SSTables produced by non-major compactions can contain special deletion entries that suppress deleted data in older SSTables that are still live.
A major compaction,on the other hand, produces an SSTable that contains no deletion information or deleted data.
Bigtable cycles through all of its tablets and regularly applies major compactions to them.
These major compactions allow Bigtable to reclaim resources used by deleted data, and also allow it to ensure that deleted data disappears from the system in a timely fashion, which is important for services that store sensitive data.

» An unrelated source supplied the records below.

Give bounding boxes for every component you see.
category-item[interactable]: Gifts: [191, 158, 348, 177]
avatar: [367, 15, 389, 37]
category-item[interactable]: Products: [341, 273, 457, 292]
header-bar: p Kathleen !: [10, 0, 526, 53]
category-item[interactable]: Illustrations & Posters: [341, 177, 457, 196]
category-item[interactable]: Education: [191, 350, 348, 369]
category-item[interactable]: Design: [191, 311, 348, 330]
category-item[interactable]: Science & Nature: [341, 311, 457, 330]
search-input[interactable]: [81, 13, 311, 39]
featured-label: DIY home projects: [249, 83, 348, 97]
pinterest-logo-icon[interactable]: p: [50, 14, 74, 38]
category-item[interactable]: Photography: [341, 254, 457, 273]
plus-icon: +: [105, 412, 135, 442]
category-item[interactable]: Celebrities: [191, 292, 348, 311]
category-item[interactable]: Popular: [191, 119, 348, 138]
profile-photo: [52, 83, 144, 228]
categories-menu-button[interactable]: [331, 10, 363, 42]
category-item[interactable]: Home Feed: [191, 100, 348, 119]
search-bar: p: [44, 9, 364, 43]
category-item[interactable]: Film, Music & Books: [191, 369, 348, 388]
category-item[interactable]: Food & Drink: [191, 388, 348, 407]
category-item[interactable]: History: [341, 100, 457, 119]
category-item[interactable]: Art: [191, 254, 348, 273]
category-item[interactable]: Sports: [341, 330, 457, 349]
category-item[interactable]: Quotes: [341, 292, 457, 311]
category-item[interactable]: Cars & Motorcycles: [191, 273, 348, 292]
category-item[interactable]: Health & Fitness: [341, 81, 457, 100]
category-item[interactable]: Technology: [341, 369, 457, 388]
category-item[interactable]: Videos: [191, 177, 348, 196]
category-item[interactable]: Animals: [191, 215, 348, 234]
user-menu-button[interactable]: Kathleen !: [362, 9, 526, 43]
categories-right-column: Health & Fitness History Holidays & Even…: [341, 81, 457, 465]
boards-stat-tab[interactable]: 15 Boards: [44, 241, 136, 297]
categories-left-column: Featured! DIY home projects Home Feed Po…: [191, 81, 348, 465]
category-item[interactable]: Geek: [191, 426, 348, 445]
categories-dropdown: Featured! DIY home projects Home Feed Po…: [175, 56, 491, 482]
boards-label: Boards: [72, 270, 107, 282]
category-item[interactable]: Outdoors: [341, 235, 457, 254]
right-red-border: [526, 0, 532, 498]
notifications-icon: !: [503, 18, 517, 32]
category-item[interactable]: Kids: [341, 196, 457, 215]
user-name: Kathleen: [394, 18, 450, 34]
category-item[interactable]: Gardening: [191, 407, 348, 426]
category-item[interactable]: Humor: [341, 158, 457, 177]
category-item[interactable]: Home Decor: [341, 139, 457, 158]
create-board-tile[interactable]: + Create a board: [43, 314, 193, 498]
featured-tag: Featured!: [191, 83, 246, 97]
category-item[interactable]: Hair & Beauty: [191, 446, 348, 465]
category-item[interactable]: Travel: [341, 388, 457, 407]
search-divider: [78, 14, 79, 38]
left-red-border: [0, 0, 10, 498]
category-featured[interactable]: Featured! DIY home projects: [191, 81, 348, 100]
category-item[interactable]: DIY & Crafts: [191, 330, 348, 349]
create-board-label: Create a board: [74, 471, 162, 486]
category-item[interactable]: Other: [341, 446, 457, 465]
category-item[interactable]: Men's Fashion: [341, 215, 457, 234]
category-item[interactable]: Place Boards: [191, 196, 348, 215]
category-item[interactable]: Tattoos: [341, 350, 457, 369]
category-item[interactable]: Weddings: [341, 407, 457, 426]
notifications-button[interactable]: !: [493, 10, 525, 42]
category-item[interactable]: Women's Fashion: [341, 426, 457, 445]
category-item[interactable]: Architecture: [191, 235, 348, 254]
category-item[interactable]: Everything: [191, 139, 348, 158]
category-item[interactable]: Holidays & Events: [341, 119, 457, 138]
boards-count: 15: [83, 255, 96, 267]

如果此行爲繼續未經檢查，讀取操作可能需要合併來自任意數量的SSTables的更新。
相反，我們通過在後臺定期執行合併壓縮來限制這些文件的數量。
合併壓縮讀取幾個SSTables和memtable的內容，並寫出一個新的SSTable。
一旦壓實完成，輸入SSTables和memtable就可以被丟棄。
將所有SSTables重寫爲一個SSTable的合併壓縮稱爲主壓縮。
由非主要壓縮生成的SSTables可以包含特殊的刪除條目，可以抑制仍舊存在的舊SST中的已刪除數據。
另一方面，主要壓縮生成不包含刪除信息或刪除數據的SSTable。
Bigtable循環遍及其所有 Tablet ，並定期對其進行主要的壓縮。
這些主要的壓縮使BigTable可以回收被刪除的數據所使用的資源，並且還允許它確保已刪除的數據及時從系統中消失，這對於存儲敏感數據的服務很重要。